Com relação à queimadas e grilagens oficiais de terras indígenas, Bolsonaro insiste na necessidade de seguir curso de muitos países desenvolvidos, não negando mas explorando o meio ambiente para gerar riqueza, alimentos, empregos. O povão engole essa manga acriticamente.
Quanto a homofobia, Bolsonaro vai dissolvendo suas posturas preconceituosas do passado com competente exibição do crescente público identitário que o apoia. Sempre bom lembrar que os identitários expressam em boa medida uma visão pós-moderna na na qual os metarrelatos ou grandes discursos (com suas vanguardas heroicas) não possuem mais uma capacidade de unir indivíduos e grupos como no século XX.
Para milhões de eleitores mais ilustrados a China é nossa inimiga e os EUA o menos pior dos aliados. Bolsonaro vem driblando todas aquelas suas condutas equivocadas, cozinhando em banho maria até o notório elogio a torturadores.
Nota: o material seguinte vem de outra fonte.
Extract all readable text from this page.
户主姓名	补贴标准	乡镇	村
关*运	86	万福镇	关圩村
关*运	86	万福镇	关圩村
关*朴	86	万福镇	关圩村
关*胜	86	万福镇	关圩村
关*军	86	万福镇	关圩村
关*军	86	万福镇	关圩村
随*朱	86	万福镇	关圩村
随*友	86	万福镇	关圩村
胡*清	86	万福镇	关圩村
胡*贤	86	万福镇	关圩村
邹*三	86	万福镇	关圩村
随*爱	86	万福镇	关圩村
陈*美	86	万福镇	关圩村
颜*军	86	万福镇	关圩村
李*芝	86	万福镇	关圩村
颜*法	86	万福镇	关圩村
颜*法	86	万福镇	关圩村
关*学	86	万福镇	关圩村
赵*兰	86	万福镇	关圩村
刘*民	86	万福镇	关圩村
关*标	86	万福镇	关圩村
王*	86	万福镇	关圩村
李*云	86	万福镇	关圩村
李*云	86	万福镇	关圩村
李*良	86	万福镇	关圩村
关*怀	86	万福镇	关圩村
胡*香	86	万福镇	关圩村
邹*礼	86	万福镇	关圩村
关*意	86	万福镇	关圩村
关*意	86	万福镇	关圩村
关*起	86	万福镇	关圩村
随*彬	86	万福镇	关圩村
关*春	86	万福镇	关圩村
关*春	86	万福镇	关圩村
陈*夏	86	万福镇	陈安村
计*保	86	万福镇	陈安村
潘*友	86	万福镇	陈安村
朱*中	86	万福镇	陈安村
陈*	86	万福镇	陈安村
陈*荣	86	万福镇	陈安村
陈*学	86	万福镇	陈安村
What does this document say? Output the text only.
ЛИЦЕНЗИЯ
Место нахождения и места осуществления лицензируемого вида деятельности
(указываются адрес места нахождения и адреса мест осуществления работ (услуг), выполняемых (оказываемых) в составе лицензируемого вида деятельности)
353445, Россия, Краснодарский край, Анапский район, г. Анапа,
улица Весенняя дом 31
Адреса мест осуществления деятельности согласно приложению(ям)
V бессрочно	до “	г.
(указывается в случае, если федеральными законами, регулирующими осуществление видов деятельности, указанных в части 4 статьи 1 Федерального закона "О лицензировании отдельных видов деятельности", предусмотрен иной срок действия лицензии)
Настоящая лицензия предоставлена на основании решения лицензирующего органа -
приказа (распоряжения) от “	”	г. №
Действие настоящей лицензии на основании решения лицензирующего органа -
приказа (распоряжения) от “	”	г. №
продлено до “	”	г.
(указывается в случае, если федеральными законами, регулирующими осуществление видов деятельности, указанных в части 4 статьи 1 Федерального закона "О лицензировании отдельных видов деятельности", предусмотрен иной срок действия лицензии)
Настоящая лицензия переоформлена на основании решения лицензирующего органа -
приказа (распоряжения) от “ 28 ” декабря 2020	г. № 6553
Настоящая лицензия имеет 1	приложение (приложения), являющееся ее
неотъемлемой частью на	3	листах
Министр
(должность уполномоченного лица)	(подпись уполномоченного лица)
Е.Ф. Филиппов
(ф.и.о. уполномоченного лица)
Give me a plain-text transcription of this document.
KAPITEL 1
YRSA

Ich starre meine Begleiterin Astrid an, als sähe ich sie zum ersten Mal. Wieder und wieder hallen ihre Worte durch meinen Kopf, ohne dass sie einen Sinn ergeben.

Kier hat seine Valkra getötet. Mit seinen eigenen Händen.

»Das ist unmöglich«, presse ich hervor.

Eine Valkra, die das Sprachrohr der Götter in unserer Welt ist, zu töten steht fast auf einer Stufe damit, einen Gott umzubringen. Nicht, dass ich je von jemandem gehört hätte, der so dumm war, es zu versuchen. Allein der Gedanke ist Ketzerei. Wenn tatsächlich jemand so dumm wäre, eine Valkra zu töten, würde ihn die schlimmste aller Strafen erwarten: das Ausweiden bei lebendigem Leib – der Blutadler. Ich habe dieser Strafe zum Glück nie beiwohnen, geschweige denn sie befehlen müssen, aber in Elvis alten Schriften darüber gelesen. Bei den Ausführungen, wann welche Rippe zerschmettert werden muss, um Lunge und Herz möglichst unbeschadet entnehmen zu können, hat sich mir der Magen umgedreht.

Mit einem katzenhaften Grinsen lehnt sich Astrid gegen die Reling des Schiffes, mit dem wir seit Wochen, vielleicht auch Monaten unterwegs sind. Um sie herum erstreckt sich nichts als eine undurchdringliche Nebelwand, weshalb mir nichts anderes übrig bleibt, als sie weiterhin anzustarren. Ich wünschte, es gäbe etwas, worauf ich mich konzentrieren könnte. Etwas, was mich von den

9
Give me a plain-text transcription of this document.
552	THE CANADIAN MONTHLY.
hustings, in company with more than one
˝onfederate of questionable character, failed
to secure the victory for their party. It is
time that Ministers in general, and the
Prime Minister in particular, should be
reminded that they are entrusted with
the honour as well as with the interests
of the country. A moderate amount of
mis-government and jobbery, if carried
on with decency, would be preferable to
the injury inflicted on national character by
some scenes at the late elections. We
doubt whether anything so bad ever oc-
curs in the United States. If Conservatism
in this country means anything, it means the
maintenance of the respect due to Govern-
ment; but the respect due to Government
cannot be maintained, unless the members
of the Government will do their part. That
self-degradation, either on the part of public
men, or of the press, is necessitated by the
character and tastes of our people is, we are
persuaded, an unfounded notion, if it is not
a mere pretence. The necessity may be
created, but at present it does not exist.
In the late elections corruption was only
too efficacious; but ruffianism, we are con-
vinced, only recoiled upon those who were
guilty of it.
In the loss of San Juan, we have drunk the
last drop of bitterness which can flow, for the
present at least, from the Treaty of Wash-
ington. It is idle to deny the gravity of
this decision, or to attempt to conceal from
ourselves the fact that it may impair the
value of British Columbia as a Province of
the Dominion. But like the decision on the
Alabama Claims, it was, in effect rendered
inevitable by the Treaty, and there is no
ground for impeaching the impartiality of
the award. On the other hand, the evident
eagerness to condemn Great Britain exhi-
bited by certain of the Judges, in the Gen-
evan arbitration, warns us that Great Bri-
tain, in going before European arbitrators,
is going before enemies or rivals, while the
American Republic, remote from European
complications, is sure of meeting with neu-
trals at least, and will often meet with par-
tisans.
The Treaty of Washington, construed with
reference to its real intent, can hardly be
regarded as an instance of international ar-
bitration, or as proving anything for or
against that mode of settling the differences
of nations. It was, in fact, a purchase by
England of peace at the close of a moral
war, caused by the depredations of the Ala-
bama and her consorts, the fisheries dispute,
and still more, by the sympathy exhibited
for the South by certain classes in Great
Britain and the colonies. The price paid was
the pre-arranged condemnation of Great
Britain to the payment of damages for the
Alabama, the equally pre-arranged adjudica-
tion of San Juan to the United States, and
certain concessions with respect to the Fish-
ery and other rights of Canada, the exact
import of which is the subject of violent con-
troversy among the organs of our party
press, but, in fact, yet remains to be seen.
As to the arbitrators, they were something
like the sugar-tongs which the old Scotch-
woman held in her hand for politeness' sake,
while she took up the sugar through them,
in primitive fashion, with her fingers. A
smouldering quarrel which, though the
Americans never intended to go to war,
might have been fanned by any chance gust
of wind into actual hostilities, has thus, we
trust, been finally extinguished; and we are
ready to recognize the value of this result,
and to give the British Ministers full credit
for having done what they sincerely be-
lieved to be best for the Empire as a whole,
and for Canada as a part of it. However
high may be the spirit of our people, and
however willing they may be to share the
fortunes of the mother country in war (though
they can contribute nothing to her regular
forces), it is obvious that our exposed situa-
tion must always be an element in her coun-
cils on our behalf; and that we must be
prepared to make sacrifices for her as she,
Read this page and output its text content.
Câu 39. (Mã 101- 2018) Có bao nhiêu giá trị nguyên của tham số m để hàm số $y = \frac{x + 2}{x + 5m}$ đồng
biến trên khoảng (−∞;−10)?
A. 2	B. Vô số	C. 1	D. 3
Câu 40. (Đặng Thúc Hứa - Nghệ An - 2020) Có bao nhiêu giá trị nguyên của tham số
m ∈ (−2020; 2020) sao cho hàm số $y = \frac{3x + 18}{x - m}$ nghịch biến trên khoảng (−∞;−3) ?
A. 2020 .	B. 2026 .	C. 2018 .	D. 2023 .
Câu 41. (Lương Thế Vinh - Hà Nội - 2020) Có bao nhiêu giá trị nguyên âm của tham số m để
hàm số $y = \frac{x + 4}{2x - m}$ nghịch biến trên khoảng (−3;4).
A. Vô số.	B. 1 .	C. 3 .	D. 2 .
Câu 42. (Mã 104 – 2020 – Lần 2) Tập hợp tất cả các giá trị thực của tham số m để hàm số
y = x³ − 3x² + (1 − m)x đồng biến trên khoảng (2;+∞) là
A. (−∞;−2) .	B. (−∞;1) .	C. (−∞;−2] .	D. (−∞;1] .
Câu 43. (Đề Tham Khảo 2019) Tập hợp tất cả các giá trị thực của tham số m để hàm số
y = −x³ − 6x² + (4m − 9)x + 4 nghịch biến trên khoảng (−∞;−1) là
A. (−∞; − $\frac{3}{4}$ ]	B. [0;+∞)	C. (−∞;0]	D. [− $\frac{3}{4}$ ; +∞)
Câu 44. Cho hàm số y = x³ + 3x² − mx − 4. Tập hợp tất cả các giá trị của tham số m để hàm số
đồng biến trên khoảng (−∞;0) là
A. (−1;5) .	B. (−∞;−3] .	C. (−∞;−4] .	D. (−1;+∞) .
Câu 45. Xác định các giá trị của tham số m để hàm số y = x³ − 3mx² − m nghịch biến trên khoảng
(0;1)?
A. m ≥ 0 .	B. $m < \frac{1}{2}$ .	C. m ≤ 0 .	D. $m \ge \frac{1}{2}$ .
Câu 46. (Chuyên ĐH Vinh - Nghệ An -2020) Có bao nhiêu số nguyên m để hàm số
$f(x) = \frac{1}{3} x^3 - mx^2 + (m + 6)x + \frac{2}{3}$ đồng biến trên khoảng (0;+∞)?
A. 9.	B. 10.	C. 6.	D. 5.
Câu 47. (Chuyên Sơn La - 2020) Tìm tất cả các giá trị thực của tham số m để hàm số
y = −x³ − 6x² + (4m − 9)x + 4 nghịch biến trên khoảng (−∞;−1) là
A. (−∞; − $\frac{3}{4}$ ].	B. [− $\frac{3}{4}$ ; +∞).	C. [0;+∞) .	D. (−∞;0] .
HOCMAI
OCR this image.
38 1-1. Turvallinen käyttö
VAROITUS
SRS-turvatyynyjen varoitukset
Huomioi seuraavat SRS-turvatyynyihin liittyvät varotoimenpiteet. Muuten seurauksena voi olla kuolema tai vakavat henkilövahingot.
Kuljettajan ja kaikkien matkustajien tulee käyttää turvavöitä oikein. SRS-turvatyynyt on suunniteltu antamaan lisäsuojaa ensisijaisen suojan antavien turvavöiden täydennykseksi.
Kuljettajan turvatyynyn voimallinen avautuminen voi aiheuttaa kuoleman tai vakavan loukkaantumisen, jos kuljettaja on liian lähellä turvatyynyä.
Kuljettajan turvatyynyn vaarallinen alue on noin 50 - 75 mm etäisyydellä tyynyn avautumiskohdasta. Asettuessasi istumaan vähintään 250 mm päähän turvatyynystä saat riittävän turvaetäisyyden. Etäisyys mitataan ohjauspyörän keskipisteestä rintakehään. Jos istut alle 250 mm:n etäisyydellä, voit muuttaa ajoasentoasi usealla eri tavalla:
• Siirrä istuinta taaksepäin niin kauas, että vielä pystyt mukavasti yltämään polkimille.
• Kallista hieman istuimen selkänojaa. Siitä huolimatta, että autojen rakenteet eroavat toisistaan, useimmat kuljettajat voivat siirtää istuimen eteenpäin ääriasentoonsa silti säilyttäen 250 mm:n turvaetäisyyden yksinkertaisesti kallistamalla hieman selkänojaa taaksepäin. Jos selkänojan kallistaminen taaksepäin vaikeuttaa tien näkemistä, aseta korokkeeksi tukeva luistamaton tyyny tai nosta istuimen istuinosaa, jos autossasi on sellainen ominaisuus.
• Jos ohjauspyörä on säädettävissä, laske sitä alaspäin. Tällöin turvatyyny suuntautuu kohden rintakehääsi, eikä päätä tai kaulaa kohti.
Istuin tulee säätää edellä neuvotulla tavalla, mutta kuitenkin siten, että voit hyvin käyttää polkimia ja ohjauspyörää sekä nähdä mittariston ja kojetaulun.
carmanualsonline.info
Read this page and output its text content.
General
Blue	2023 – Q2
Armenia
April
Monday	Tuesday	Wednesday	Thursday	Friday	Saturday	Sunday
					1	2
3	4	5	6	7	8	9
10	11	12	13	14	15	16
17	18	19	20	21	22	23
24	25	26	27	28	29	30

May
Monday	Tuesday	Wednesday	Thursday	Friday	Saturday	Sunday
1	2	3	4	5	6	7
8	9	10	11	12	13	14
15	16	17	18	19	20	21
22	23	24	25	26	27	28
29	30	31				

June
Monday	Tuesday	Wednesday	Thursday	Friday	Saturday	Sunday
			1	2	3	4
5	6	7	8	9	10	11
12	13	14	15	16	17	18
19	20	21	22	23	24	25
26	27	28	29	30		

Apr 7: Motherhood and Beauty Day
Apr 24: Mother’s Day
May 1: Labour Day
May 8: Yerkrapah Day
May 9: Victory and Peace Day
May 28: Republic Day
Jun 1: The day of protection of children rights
A ideia de federação partidária parece interessante para tentar superar polarizações (reais e falseadas), aglutinando forças políticas com propósitos comuns já para o primeiro turno, enfraquecendo os extremos. Poderá também ajudar na definição de encaminhamentos conectados com as demandas sociais e mais urgentes com os interesses de mercado comprometidos com a ideia de economia como ciência moral (Amartya Sen).
Somente esse esforço poderá redefinir o Comum e reorientá-lo para vencer Bolsonaro. Se isso não acontecer Bolsonaro tenderá a ganhar as eleições. As cisões no PSDB, PDT, PSB, e em quase todas as agremiações progressistas indicam problemas para concretizar uma federação capaz de requalificar as forças oposicionistas e mesmo bolsonaristas. Nesse caso o líder que oferta o populismo mais apropriado à não interlocuções é Bolsonaro, líder no qual milhões de brasileiros estarão dispostos a hipotecar a democracia liberal em favor de um governo autoritário no qual acreditam restar alguma alternativa para superar o caos institucional.